From ground-based observations of the impact, the Unistellar network captured the sudden brightness by a factor of 10 from the Didymos system due to the ejecta produced when the spacecraft collided with Dimorphos.
These analyzes resulted in an estimated momentum-boosting factor similar to that reported by NASA’s DART team.
The Unistellar telescope network also measured the change in color at the time of impact, capturing the moment of impact.
This whole mission was just one big experiment can we do it right? Can we hit an asteroid and move its orbit so it doesn’t hit the Earth? Cardell said.
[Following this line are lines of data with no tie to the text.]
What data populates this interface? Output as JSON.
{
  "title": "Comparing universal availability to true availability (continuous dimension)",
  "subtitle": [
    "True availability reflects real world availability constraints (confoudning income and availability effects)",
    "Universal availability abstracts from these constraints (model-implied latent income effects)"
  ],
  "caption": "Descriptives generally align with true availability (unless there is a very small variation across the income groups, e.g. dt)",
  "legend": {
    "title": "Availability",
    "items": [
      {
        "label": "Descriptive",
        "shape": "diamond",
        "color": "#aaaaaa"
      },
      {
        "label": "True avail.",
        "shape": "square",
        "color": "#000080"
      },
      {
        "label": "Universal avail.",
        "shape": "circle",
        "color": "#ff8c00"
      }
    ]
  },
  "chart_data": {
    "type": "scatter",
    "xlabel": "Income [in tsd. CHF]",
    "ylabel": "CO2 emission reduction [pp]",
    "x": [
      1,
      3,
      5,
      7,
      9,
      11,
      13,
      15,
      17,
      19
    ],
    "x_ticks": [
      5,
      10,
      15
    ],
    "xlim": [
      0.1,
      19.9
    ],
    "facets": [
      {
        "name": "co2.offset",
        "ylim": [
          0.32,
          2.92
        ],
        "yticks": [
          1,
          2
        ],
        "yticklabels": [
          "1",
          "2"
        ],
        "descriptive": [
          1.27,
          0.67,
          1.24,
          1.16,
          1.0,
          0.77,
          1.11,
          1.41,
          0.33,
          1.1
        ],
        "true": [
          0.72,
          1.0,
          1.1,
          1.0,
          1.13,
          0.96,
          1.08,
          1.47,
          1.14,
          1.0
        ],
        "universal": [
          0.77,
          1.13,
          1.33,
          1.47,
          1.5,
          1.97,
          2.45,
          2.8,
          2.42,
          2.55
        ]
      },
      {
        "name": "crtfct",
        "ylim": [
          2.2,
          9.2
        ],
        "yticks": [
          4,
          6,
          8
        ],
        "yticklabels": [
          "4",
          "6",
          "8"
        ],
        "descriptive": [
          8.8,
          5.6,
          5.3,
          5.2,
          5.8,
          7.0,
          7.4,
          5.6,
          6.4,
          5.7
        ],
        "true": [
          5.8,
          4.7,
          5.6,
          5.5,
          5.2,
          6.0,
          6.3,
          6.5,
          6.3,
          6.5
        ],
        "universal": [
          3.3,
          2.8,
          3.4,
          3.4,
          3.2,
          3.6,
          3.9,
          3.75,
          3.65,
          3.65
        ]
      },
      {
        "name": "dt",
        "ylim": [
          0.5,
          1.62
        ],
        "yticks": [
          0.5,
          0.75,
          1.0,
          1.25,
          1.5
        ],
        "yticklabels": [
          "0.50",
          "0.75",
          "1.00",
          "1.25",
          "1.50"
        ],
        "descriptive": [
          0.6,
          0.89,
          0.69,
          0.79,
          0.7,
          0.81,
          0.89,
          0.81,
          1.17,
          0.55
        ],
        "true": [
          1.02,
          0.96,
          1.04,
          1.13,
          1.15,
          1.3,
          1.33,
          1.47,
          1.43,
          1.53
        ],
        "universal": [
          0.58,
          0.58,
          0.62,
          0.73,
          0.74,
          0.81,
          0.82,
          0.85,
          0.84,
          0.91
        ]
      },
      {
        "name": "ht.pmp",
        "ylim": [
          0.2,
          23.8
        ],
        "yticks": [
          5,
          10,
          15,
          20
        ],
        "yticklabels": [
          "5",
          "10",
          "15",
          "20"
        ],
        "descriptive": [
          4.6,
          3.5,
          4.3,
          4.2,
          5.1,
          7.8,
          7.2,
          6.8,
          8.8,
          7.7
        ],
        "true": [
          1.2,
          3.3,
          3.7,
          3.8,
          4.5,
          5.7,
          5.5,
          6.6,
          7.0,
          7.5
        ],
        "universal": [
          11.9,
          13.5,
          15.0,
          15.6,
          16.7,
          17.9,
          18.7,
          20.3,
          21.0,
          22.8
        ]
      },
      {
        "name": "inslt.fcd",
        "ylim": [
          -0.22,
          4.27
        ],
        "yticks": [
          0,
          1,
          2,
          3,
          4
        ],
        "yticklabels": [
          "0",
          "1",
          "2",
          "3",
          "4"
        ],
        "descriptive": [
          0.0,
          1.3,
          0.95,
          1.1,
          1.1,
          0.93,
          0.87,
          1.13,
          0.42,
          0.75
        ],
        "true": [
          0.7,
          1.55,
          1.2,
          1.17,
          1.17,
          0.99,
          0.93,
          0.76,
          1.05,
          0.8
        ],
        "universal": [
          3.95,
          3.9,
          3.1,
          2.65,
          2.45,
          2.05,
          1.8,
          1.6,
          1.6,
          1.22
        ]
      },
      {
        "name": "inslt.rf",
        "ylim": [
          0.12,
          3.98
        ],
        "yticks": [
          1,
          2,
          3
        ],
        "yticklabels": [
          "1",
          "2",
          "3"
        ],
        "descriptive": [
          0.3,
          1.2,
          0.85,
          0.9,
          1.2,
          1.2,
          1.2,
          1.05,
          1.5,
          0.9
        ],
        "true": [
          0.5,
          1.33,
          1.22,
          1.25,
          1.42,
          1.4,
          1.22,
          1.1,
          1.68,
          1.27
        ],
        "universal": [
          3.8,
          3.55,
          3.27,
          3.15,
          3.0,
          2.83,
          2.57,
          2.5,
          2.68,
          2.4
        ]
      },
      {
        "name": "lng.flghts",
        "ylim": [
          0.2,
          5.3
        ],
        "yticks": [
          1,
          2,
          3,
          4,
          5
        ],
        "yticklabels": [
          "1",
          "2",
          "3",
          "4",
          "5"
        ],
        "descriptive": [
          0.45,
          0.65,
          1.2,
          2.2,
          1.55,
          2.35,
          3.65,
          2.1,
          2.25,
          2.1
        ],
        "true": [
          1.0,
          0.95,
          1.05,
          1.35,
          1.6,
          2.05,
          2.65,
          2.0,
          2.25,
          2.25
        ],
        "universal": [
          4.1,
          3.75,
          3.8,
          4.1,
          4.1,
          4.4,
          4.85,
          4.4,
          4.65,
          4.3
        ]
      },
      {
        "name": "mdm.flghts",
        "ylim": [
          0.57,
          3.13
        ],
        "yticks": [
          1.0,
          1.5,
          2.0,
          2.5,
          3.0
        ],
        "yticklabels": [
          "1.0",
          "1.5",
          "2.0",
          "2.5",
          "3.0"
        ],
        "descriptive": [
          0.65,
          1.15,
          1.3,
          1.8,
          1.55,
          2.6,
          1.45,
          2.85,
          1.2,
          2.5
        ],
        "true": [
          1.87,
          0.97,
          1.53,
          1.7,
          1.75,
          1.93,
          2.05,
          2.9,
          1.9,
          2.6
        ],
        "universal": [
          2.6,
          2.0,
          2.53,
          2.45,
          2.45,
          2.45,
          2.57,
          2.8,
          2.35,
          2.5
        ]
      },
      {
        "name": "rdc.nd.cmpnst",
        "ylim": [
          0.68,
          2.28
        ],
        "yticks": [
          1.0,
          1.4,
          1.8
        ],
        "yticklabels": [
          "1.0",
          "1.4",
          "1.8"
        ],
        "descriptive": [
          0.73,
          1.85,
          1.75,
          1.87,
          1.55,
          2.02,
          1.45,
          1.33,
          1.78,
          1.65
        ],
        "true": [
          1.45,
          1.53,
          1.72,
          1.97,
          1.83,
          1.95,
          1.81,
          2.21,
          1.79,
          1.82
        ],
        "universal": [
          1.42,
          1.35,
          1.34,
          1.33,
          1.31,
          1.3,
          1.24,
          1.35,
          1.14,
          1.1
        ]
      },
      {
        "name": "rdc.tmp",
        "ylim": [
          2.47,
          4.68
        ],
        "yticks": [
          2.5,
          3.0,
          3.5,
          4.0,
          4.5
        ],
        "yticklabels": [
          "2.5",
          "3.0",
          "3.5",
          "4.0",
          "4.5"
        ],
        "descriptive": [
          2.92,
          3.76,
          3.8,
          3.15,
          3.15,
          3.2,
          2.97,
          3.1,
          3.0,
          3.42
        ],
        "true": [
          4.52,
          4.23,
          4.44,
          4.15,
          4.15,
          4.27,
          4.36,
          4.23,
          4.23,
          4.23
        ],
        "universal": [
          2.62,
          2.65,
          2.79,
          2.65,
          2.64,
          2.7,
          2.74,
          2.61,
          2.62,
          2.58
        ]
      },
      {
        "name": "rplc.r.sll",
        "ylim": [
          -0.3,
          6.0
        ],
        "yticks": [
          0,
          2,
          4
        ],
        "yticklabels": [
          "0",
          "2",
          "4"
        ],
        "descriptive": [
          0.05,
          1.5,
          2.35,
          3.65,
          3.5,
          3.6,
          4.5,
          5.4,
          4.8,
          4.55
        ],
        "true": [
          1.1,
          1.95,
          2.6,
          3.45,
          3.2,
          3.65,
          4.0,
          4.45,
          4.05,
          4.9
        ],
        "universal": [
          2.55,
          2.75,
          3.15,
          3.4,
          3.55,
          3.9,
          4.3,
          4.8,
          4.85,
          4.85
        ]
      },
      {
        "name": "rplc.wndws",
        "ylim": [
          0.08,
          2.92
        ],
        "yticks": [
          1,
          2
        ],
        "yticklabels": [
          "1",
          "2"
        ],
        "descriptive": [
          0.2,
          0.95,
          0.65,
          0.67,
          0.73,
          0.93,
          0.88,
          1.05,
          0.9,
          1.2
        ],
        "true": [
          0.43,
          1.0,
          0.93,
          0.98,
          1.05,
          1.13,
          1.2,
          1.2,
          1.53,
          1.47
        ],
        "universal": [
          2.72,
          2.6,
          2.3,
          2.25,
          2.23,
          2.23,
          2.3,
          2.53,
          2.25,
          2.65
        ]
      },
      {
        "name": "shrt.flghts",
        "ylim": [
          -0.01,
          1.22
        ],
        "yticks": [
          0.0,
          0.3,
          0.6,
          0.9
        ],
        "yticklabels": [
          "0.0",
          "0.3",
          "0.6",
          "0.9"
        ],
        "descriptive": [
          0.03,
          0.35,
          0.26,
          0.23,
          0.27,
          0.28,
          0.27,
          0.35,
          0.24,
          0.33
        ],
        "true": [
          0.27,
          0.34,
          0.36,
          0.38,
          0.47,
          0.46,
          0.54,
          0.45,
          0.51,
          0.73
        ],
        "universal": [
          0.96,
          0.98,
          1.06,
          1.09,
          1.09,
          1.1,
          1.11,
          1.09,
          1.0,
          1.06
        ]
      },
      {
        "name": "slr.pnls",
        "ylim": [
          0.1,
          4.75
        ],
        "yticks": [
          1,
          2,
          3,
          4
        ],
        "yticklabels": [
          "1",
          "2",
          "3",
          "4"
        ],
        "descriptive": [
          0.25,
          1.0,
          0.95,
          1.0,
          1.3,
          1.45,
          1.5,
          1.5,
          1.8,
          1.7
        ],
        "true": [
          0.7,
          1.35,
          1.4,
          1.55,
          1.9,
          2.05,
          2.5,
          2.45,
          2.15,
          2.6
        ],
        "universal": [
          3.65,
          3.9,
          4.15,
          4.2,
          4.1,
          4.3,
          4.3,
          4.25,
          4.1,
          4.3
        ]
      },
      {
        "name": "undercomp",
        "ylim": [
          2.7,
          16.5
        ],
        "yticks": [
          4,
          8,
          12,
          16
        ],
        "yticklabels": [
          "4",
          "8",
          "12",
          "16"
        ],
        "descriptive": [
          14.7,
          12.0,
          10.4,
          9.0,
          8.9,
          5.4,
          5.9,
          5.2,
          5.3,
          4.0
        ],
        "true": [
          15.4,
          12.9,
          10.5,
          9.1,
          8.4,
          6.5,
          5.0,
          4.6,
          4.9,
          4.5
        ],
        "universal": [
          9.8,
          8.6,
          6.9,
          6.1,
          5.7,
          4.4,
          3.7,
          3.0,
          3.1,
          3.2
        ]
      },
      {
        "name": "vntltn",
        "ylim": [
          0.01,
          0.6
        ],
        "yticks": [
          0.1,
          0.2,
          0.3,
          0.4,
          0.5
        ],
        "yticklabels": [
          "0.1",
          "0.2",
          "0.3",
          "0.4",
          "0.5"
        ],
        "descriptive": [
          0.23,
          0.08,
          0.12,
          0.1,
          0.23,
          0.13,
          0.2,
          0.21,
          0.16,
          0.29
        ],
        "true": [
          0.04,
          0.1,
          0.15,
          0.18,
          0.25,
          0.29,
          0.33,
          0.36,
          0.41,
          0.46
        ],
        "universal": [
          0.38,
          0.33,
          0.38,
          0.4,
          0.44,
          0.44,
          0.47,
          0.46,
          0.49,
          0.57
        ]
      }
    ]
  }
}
NASA did the event but had nothing close up there to witness it, but for the telescopes in the Unistellar network to see the event as it happened and to see the plume of dust that kicked off this asteroid was the most important thing.
It allowed people to determine how this energy got into the asteroid and how it launched things into space, and then by continuing to study the orbit of the small moon around the larger asteroid.
This gives you a chance to see that the orbit has changed.
Citizen scientists determined that the impact occurred at 6:15 p.m. ET, which is consistent with the Earth’s observed impact time of 23:15:02.183 UTC, itself coming 38 seconds after the actual time 91 of the impact on the spacecraft. Because of the light-time travel, you read the study.
We were able to make a lot of observations before, during, and then after the event, and that was because of the network that allowed us to do that. ‘Nobody can do it alone,’ said Randolph.